Satellites provide a platform for a wide variation of applications.  The equipment placed on the satellite to accomplish the intended mission is what pays for the satellite and is designated as the Payload. Although communications is one of the most common uses, payloads can include imaging of the Earth or objects in space, global positioning systems (GPS), ranging and altimeters used in mapping, spectral analysis devices to determine the composition of the atmosphere.  In the past the payloads have been selective in three primary categories, Communications, Imaging and Scientific. I would consider GPS satellites as a forth category unto itself. Some satellites are now being built with shared payloads to provide a more cost effective means to collect scientific data for long term studies.

Communications satellite payloads range in complexity from a few channels in one frequency band to hybrid systems that have multiple channels using a number of frequency bands including frequency conversion and switching systems to translate and rough the traffic to selective areas. These satellites can receive signals from the ground and retransmit them to the ground or another satellite. Applications are also in place to communicate with ships, trains, trucks and airplanes. The basic types of communications are voice, video and data.

Imaging satellite payloads are governed by the resolution of the ground image they can provide.

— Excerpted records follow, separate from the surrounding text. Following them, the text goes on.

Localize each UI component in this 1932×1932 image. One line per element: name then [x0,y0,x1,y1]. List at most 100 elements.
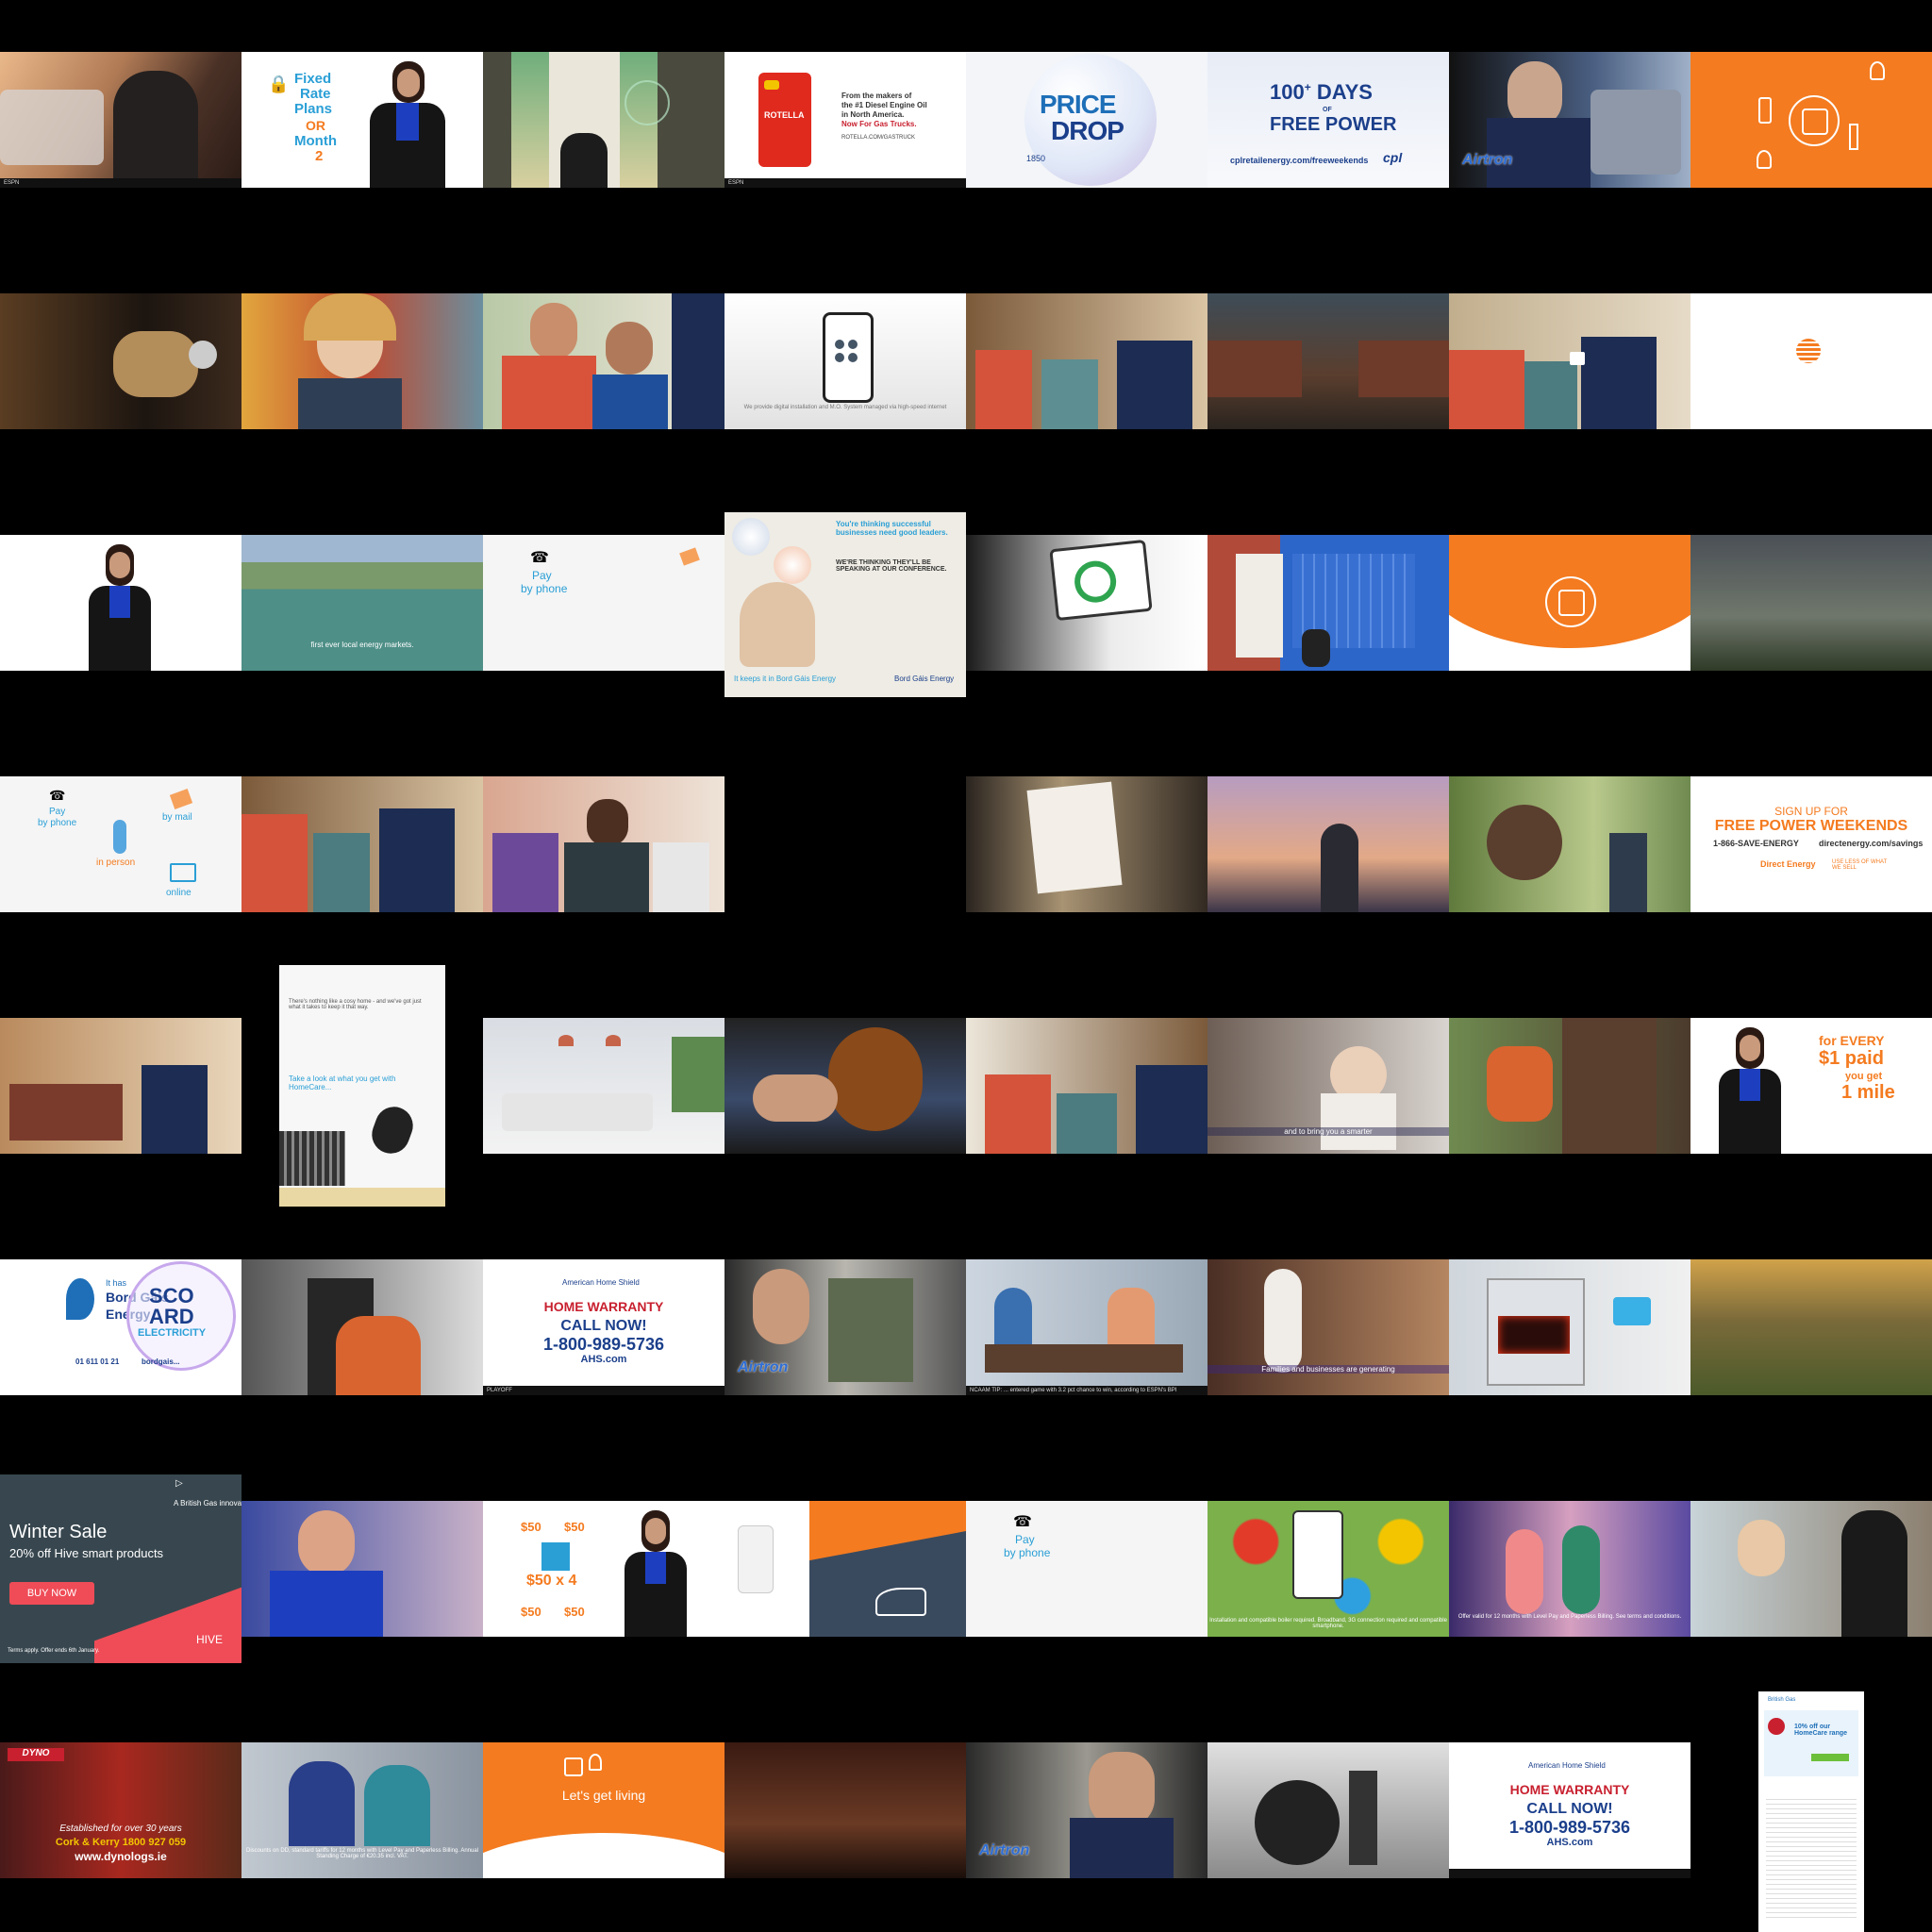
thumbnail-sofa[interactable] [0,1018,242,1154]
plug-icon [738,1525,774,1593]
bulb-icon [1870,61,1885,80]
thumbnail-pay-options[interactable]: ☎ Pay by phone by mail in person online [0,776,242,912]
thumbnail-pay-phone-2[interactable]: ☎ Pay by phone [966,1501,1208,1637]
thumbnail-orange-icons[interactable] [1690,52,1932,188]
thumbnail-print-ad[interactable]: You're thinking successful businesses ne… [724,512,966,697]
headline: Winter Sale [9,1522,108,1542]
thumbnail-camping[interactable] [1449,776,1690,912]
thumbnail-monster[interactable] [724,1018,966,1154]
caption: and to bring you a smarter [1208,1127,1449,1136]
adchoices-icon[interactable]: ▷ [175,1478,183,1489]
logo: American Home Shield [562,1278,640,1287]
thumbnail-ahs-2[interactable]: American Home Shield HOME WARRANTY CALL … [1449,1742,1690,1878]
thumbnail-technician-couple[interactable] [966,293,1208,429]
thumbnail-couple-couch[interactable]: Discounts on DD, standard tariffs for 12… [242,1742,483,1878]
thumbnail-harbour[interactable]: first ever local energy markets. [242,535,483,671]
thumbnail-bord-gais[interactable]: It has Bord Gáis Energy SCO ARD ELECTRIC… [0,1259,242,1395]
thumbnail-presenter[interactable] [0,535,242,671]
caption: Installation and compatible boiler requi… [1209,1618,1447,1629]
thumbnail-ball-pit[interactable]: Installation and compatible boiler requi… [1208,1501,1449,1637]
thumbnail-office[interactable]: NCAAM TIP: ... entered game with 3.2 pct… [966,1259,1208,1395]
thumbnail-kitchen-talk[interactable] [242,776,483,912]
caption: Families and businesses are generating [1208,1365,1449,1374]
headline: $50 x 4 [526,1573,577,1589]
thumbnail-orange-logo[interactable] [1690,293,1932,429]
thumbnail-blue-house[interactable] [1208,535,1449,671]
thumbnail-sign-up[interactable]: SIGN UP FOR FREE POWER WEEKENDS 1-866-SA… [1690,776,1932,912]
radiator-graphic [279,1131,345,1186]
url-text: AHS.com [580,1354,627,1365]
thumbnail-oven[interactable] [1449,1259,1690,1395]
bulb-icon [589,1754,602,1771]
thumbnail-couple-kitchen[interactable] [483,293,724,429]
thumbnail-miles[interactable]: for EVERY $1 paid you get 1 mile [1690,1018,1932,1154]
envelope-icon [169,789,193,809]
headline: CALL NOW! [1526,1801,1613,1817]
caption: 2 [315,148,324,164]
thumbnail-furnace[interactable]: Airtron [724,1259,966,1395]
thumbnail-boiler-tech[interactable] [242,1259,483,1395]
airtron-logo: Airtron [738,1359,789,1375]
thumbnail-door[interactable] [483,52,724,188]
thermostat-icon [1545,576,1596,627]
caption: $50 [564,1605,585,1619]
thumbnail-family[interactable] [483,776,724,912]
thumbnail-vintage-tractor[interactable] [1208,1742,1449,1878]
thumbnail-orange-curve[interactable] [1449,535,1690,671]
thumbnail-thermostat-couple[interactable] [1449,293,1690,429]
thumbnail-living-room[interactable] [483,1018,724,1154]
thumbnail-gloves[interactable] [0,293,242,429]
ticker-bar: NCAAM TIP: ... entered game with 3.2 pct… [966,1386,1208,1395]
thumbnail-girl[interactable] [242,293,483,429]
caption: OF [1323,107,1332,113]
thumbnail-baby[interactable]: and to bring you a smarter [1208,1018,1449,1154]
thumbnail-couple-listen[interactable] [966,1018,1208,1154]
thumbnail-airtron-tech[interactable]: Airtron [1449,52,1690,188]
thumbnail-women-chat[interactable] [1690,1501,1932,1637]
caption: by mail [162,812,192,823]
caption: Pay [532,569,552,582]
thumbnail-hiker[interactable] [1208,776,1449,912]
headline: FREE POWER [1270,114,1397,135]
phone-number: 1-800-989-5736 [542,1335,665,1354]
cta-button[interactable] [1811,1754,1849,1761]
thumbnail-british-gas-email[interactable]: British Gas 10% off our HomeCare range [1758,1691,1864,1932]
thumbnail-lets-get-living[interactable]: Let's get living [483,1742,724,1878]
thumbnail-price-drop[interactable]: PRICE DROP 1850 [966,52,1208,188]
caption: by phone [521,582,568,595]
thermostat-icon [1789,95,1840,146]
thumbnail-room-dark[interactable] [724,1742,966,1878]
thumbnail-woman-blue[interactable] [242,1501,483,1637]
phone-number: 1-800-989-5736 [1508,1818,1631,1837]
caption: in person [96,858,136,868]
dyno-logo: DYNO [8,1748,64,1761]
thumbnail-tablet[interactable] [966,535,1208,671]
thumbnail-hive-banner[interactable]: ▷ A British Gas innovation Winter Sale 2… [0,1474,242,1663]
thumbnail-street[interactable] [1208,293,1449,429]
caption: Take a look at what you get with HomeCar… [289,1074,396,1091]
thumbnail-airtron-tech-2[interactable]: Airtron [966,1742,1208,1878]
phone-number: 1-866-SAVE-ENERGY [1713,839,1799,848]
hive-logo: HIVE [196,1633,224,1646]
caption: you get [1845,1071,1883,1082]
thumbnail-homecare-print[interactable]: There's nothing like a cosy home - and w… [279,965,445,1207]
thumbnail-pay-phone[interactable]: ☎ Pay by phone [483,535,724,671]
buy-now-button[interactable]: BUY NOW [9,1582,94,1605]
thumbnail-fixed-rate[interactable]: 🔒 Fixed Rate Plans OR Month 2 [242,52,483,188]
thumbnail-drawing[interactable] [966,776,1208,912]
thumbnail-field[interactable] [1690,535,1932,671]
thumbnail-dyno[interactable]: DYNO Established for over 30 years Cork … [0,1742,242,1878]
thumbnail-smart-plug[interactable] [724,1501,966,1637]
thumbnail-dollars[interactable]: $50 $50 $50 x 4 $50 $50 [483,1501,724,1637]
caption: first ever local energy markets. [310,641,414,649]
thumbnail-rotella[interactable]: ROTELLA From the makers of the #1 Diesel… [724,52,966,188]
thumbnail-pipe-workers[interactable] [1449,1018,1690,1154]
thumbnail-truck-man[interactable]: ESPN [0,52,242,188]
thumbnail-phone-app[interactable]: We provide digital installation and M.O.… [724,293,966,429]
thumbnail-mother-kitchen[interactable]: Families and businesses are generating [1208,1259,1449,1395]
thumbnail-free-power[interactable]: 100+ DAYS OF FREE POWER cplretailenergy.… [1208,52,1449,188]
thumbnail-ahs-1[interactable]: American Home Shield HOME WARRANTY CALL … [483,1259,724,1395]
thumbnail-party[interactable]: Offer valid for 12 months with Level Pay… [1449,1501,1690,1637]
thumbnail-sunset[interactable] [1690,1259,1932,1395]
caption: $50 [521,1520,541,1534]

The images can be produced in the visible light spectrum, normal color or black and white (for higher resolution), inferred spectrum for tracking temperature differentials or other ranges based on the design of the camera used. Space imaging also uses Ultraviolet and Gama-ray spectrum among other types. These satellite may also include mapping instruments that produce topographical mapping information utilizing for example, radar or laser mapping techniques.

Scientific payloads are just that, and include a diverse range of equipment. These satellites are designed to collect very specific information. Some of the applications have been to collect data and measure the irradiation from the Sun, Sun spot activity, solar flair and wind measurements, measure the ozone layer, map carbon dioxide concentrations, search the stars and the list goes on. Scientists are developing new missions every day to gain more knowledge.